Antifa Beats Up Trump Supporters, Fuels Right-Wingers

The scene in Berkeley on Sunday. Photo: Marcus Yam/LA Times via Getty Images

On Sunday afternoon, members of a black-clad, left-wing antifa group violently attacked some pro-Trump demonstrators in the liberal redoubt of Berkeley, California. Thirteen people were arrested and two were hospitalized.

The violence ended quickly, and the vast majority of the day’s events were peaceful. Nevertheless, images of defenseless Trump supporters being mobbed by their ideological nemeses lent stark visual support to the conservative narrative that antifa is a menace equivalent to white nationalism.

Right-wing groups had planned two high-profile events in the Bay Area over the weekend: a “Freedom Rally” in San Francisco and a “No to Marxism in America” rally in Berkeley. In the aftermath of the violence in Charlottesville, local officials and residents were vehemently opposed to both events, and organizers ended up canceling them, citing safety concerns.

But a mass of “pro-freedom” and “anti-Marxist” protesters showed up to the sites of the planned rallies in defiance of the local orders. Around 2,000 streamed into Martin Luther King Jr. Civic Center Park in Berkeley, on Sunday. About a hundred members of antifa showed up too.

Things went south from there. The Washington Post reports:

Shortly after, violence began to flare. A pepper-spray wielding Trump supporter was smacked to the ground with homemade shields. Another was attacked by five black-clad antifas, each windmilling kicks and punches into a man desperately trying to protect himself. A conservative group leader retreated for safety behind a line of riot police as marchers chucked water bottles, shot off pepper spray and screamed “fascist go home!”
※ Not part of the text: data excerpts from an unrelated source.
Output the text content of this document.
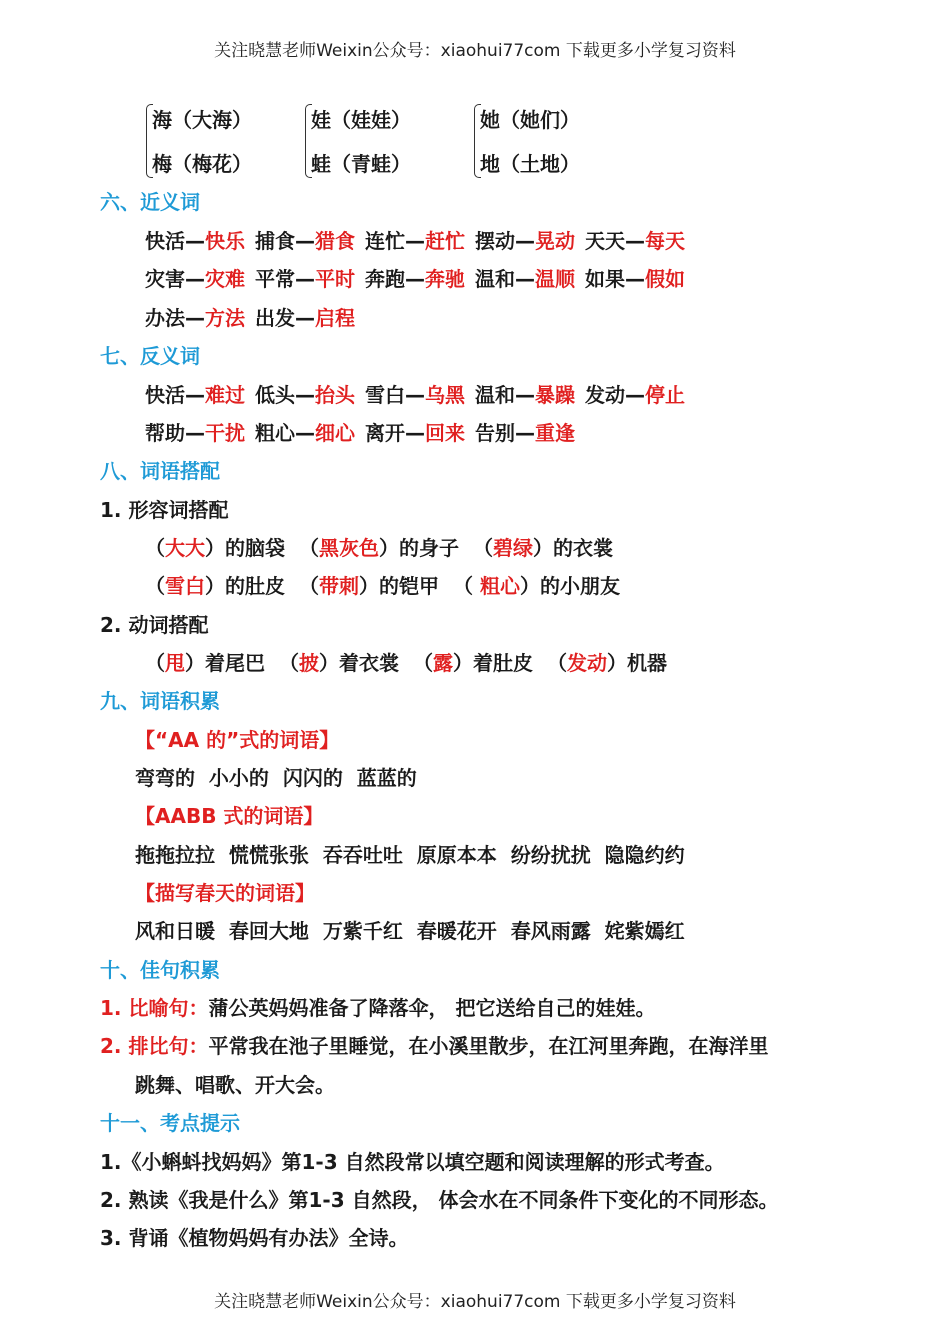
关注晓慧老师Weixin公众号：xiaohui77com 下载更多小学复习资料
海（大海）
梅（梅花）
娃（娃娃）
蛙（青蛙）
她（她们）
地（土地）
六、近义词
快活—快乐 捕食—猎食 连忙—赶忙 摆动—晃动 天天—每天
灾害—灾难 平常—平时 奔跑—奔驰 温和—温顺 如果—假如
办法—方法 出发—启程
七、反义词
快活—难过 低头—抬头 雪白—乌黑 温和—暴躁 发动—停止
帮助—干扰 粗心—细心 离开—回来 告别—重逢
八、词语搭配
1. 形容词搭配
（大大）的脑袋 （黑灰色）的身子 （碧绿）的衣裳
（雪白）的肚皮 （带刺）的铠甲 （ 粗心）的小朋友
2. 动词搭配
（甩）着尾巴 （披）着衣裳 （露）着肚皮 （发动）机器
九、词语积累
【“AA 的”式的词语】
弯弯的  小小的  闪闪的  蓝蓝的
【AABB 式的词语】
拖拖拉拉  慌慌张张  吞吞吐吐  原原本本  纷纷扰扰  隐隐约约
【描写春天的词语】
风和日暖  春回大地  万紫千红  春暖花开  春风雨露  姹紫嫣红
十、佳句积累
1. 比喻句：蒲公英妈妈准备了降落伞， 把它送给自己的娃娃。
2. 排比句：平常我在池子里睡觉，在小溪里散步，在江河里奔跑，在海洋里
跳舞、唱歌、开大会。
十一、考点提示
1.《小蝌蚪找妈妈》第1-3 自然段常以填空题和阅读理解的形式考查。
2. 熟读《我是什么》第1-3 自然段， 体会水在不同条件下变化的不同形态。
3. 背诵《植物妈妈有办法》全诗。
关注晓慧老师Weixin公众号：xiaohui77com 下载更多小学复习资料
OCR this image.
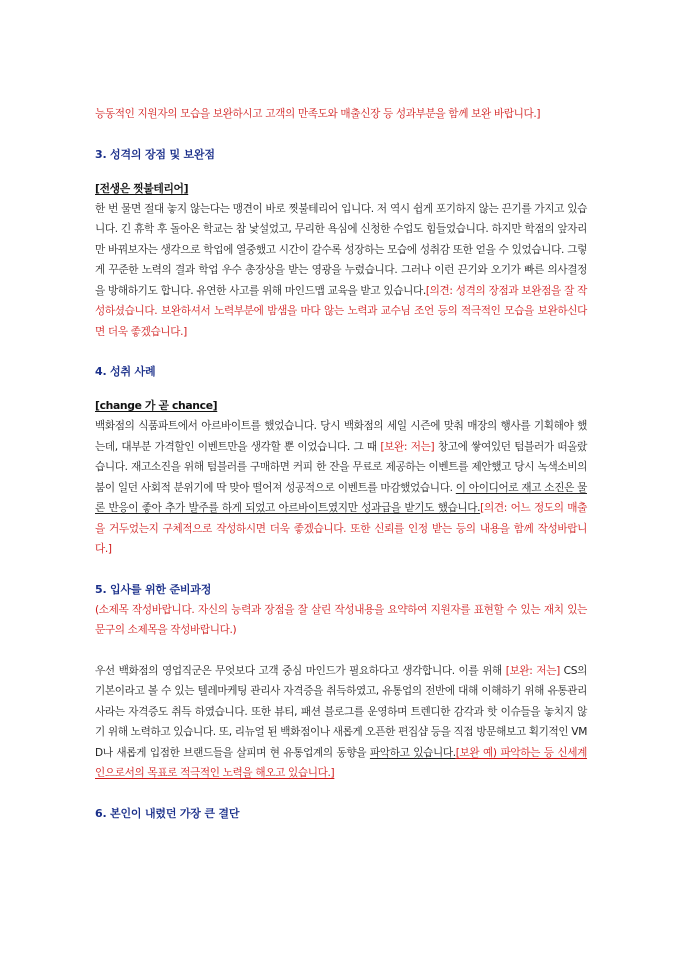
능동적인 지원자의 모습을 보완하시고 고객의 만족도와 매출신장 등 성과부분을 함께 보완 바랍니다.]

3. 성격의 장점 및 보완점

[전생은 찟불테리어]

한 번 물면 절대 놓지 않는다는 맹견이 바로 찟불테리어 입니다. 저 역시 쉽게 포기하지 않는 끈기를 가지고 있습니다. 긴 휴학 후 돌아온 학교는 참 낯설었고, 무리한 욕심에 신청한 수업도 힘들었습니다. 하지만 학점의 앞자리만 바꿔보자는 생각으로 학업에 열중했고 시간이 갈수록 성장하는 모습에 성취감 또한 얻을 수 있었습니다. 그렇게 꾸준한 노력의 결과 학업 우수 총장상을 받는 영광을 누렸습니다. 그러나 이런 끈기와 오기가 빠른 의사결정을 방해하기도 합니다. 유연한 사고를 위해 마인드맵 교육을 받고 있습니다.[의견: 성격의 장점과 보완점을 잘 작성하셨습니다. 보완하셔서 노력부분에 밤샘을 마다 않는 노력과 교수님 조언 등의 적극적인 모습을 보완하신다면 더욱 좋겠습니다.]

4. 성취 사례

[change 가 곧 chance]

백화점의 식품파트에서 아르바이트를 했었습니다. 당시 백화점의 세일 시즌에 맞춰 매장의 행사를 기획해야 했는데, 대부분 가격할인 이벤트만을 생각할 뿐 이었습니다. 그 때 [보완: 저는] 창고에 쌓여있던 텀블러가 떠올랐습니다. 재고소진을 위해 텀블러를 구매하면 커피 한 잔을 무료로 제공하는 이벤트를 제안했고 당시 녹색소비의 붐이 일던 사회적 분위기에 딱 맞아 떨어져 성공적으로 이벤트를 마감했었습니다. 이 아이디어로 재고 소진은 물론 반응이 좋아 추가 발주를 하게 되었고 아르바이트였지만 성과급을 받기도 했습니다.[의견: 어느 정도의 매출을 거두었는지 구체적으로 작성하시면 더욱 좋겠습니다. 또한 신뢰를 인정 받는 등의 내용을 함께 작성바랍니다.]

5. 입사를 위한 준비과정

(소제목 작성바랍니다. 자신의 능력과 장점을 잘 살린 작성내용을 요약하여 지원자를 표현할 수 있는 재치 있는 문구의 소제목을 작성바랍니다.)

우선 백화점의 영업직군은 무엇보다 고객 중심 마인드가 필요하다고 생각합니다. 이를 위해 [보완: 저는] CS의 기본이라고 볼 수 있는 텔레마케팅 관리사 자격증을 취득하였고, 유통업의 전반에 대해 이해하기 위해 유통관리사라는 자격증도 취득 하였습니다. 또한 뷰티, 패션 블로그를 운영하며 트렌디한 감각과 핫 이슈들을 놓치지 않기 위해 노력하고 있습니다. 또, 리뉴얼 된 백화점이나 새롭게 오픈한 편집샵 등을 직접 방문해보고 획기적인 VMD나 새롭게 입점한 브랜드들을 살피며 현 유통업계의 동향을 파악하고 있습니다.[보완 예) 파악하는 등 신세계인으로서의 목표로 적극적인 노력을 해오고 있습니다.]

6. 본인이 내렸던 가장 큰 결단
Such clips energized right-wing commentators who saw proof that President Trump was right when he said that “many sides” played a role in the Charlottesville violence, which featured scenes of antifa clashing with white nationalists. Trump recently called out the group by name at a rally in Arizona. High-profile surrogates and supporters have been propagating the message too:

Local officials denounced antifa’s tactics. “The violence that small group of protesters engaged in against residents and the police, including throwing smoke bombs, is unacceptable,” Berkeley Mayor Jesse Arreguin said in a statement. “Fighting hate with hate does not work and only makes each side more entrenched in their ideological camps.”

Antifa (short for anti-fascist) has existed for years, and has become increasingly prominent in Berkeley, where it violently shut down a speech by alt-right darling Milo Yiannopoulos in February. But its national profile has risen dramatically after Charlottesville.
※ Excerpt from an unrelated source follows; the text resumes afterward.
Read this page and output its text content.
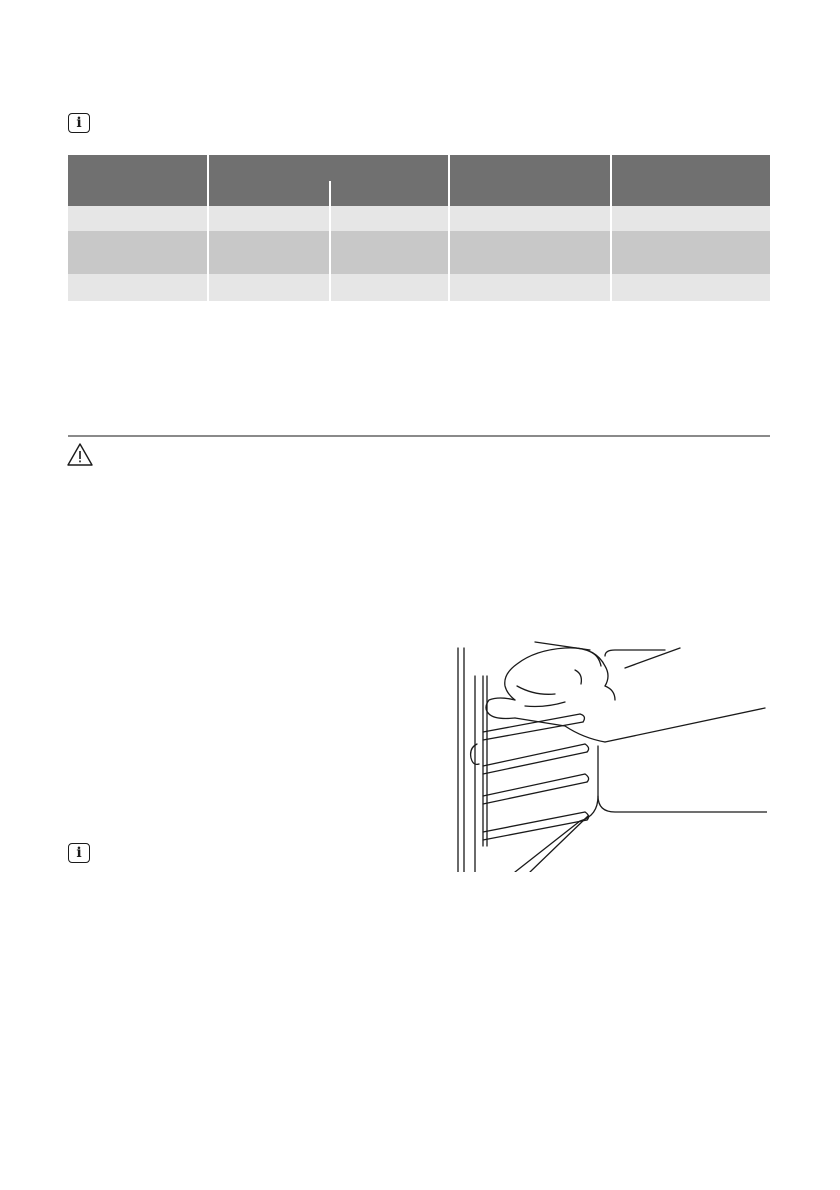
i
i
The group’s philosophy rests on the notion that extremists demand a more vigorous response than the nonviolence that has been a hallmark of American protest for decades. Mark Bray, a Dartmouth professor who wrote a book about antifa, defined its mission as “a pan-left radical politics uniting communists, socialists, anarchists and various different radical leftists together for the shared purpose of combating the far right.”
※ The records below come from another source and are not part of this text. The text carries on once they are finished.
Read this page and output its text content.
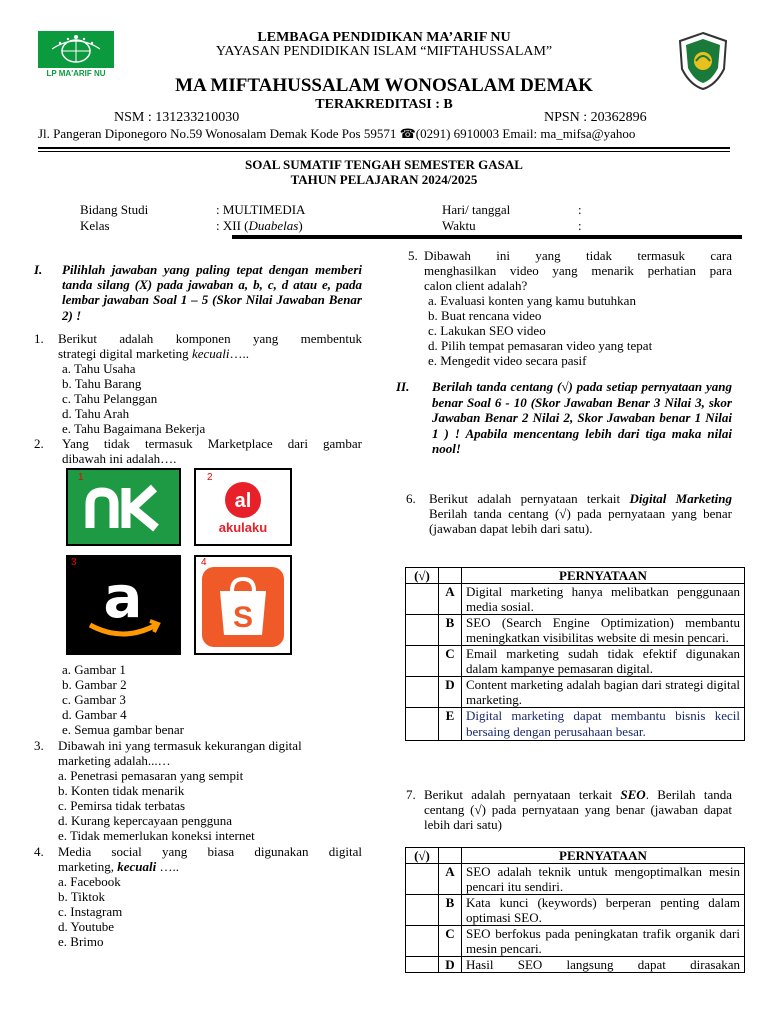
LP MA'ARIF NU
LEMBAGA PENDIDIKAN MA’ARIF NU
YAYASAN PENDIDIKAN ISLAM “MIFTAHUSSALAM”
MA MIFTAHUSSALAM WONOSALAM DEMAK
TERAKREDITASI : B
NSM : 131233210030	NPSN : 20362896
Jl. Pangeran Diponegoro No.59 Wonosalam Demak Kode Pos 59571 ☎(0291) 6910003 Email: ma_mifsa@yahoo
SOAL SUMATIF TENGAH SEMESTER GASAL
TAHUN PELAJARAN 2024/2025
Bidang Studi	: MULTIMEDIA
Kelas	: XII (Duabelas)
Hari/ tanggal	:
Waktu	:
I. Pilihlah jawaban yang paling tepat dengan memberi tanda silang (X) pada jawaban a, b, c, d atau e, pada lembar jawaban Soal 1 – 5 (Skor Nilai Jawaban Benar 2) !
1. Berikut adalah komponen yang membentuk
strategi digital marketing kecuali…..
a. Tahu Usaha
b. Tahu Barang
c. Tahu Pelanggan
d. Tahu Arah
e. Tahu Bagaimana Bekerja
2. Yang tidak termasuk Marketplace dari gambar
dibawah ini adalah….
1
al
akulaku
2
a
3
S
4
a. Gambar 1
b. Gambar 2
c. Gambar 3
d. Gambar 4
e. Semua gambar benar
3. Dibawah ini yang termasuk kekurangan digital
marketing adalah...…
a. Penetrasi pemasaran yang sempit
b. Konten tidak menarik
c. Pemirsa tidak terbatas
d. Kurang kepercayaan pengguna
e. Tidak memerlukan koneksi internet
4. Media social yang biasa digunakan digital
marketing, kecuali …..
a. Facebook
b. Tiktok
c. Instagram
d. Youtube
e. Brimo
5. Dibawah ini yang tidak termasuk cara
menghasilkan video yang menarik perhatian para
calon client adalah?
a. Evaluasi konten yang kamu butuhkan
b. Buat rencana video
c. Lakukan SEO video
d. Pilih tempat pemasaran video yang tepat
e. Mengedit video secara pasif
II. Berilah tanda centang (√) pada setiap pernyataan yang benar Soal 6 - 10 (Skor Jawaban Benar 3 Nilai 3, skor Jawaban Benar 2 Nilai 2, Skor Jawaban benar 1 Nilai 1 ) ! Apabila mencentang lebih dari tiga maka nilai nool!
6. Berikut adalah pernyataan terkait Digital Marketing Berilah tanda centang (√) pada pernyataan yang benar (jawaban dapat lebih dari satu).
(√)		PERNYATAAN
	A	Digital marketing hanya melibatkan penggunaan media sosial.
	B	SEO (Search Engine Optimization) membantu meningkatkan visibilitas website di mesin pencari.
	C	Email marketing sudah tidak efektif digunakan dalam kampanye pemasaran digital.
	D	Content marketing adalah bagian dari strategi digital marketing.
	E	Digital marketing dapat membantu bisnis kecil bersaing dengan perusahaan besar.
7. Berikut adalah pernyataan terkait SEO. Berilah tanda centang (√) pada pernyataan yang benar (jawaban dapat lebih dari satu)
(√)		PERNYATAAN
	A	SEO adalah teknik untuk mengoptimalkan mesin pencari itu sendiri.
	B	Kata kunci (keywords) berperan penting dalam optimasi SEO.
	C	SEO berfokus pada peningkatan trafik organik dari mesin pencari.
	D	Hasil SEO langsung dapat dirasakan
As Todd Gitlin noted in an op-ed for the New York Times on Monday, the idea that antifa wreaks as much havoc as its counterparts on the right is far from accurate:

So far, there is a fearful asymmetry between the far right and antifa: Over the decade ending in 2016, estimates of the percentage of politically motivated killings committed by right-wing extremists range from 73 to 92 percent, according to the conservative Daily Caller. Despite the spurious rhetoric of equivalency, supporters of antifa have, to date, killed no one.

That pesky fact is unlikely to dissuade right-wingers from holding up small-scale violent incidents like Sunday’s to drive home the point that left-wing agitators are the real menace facing America.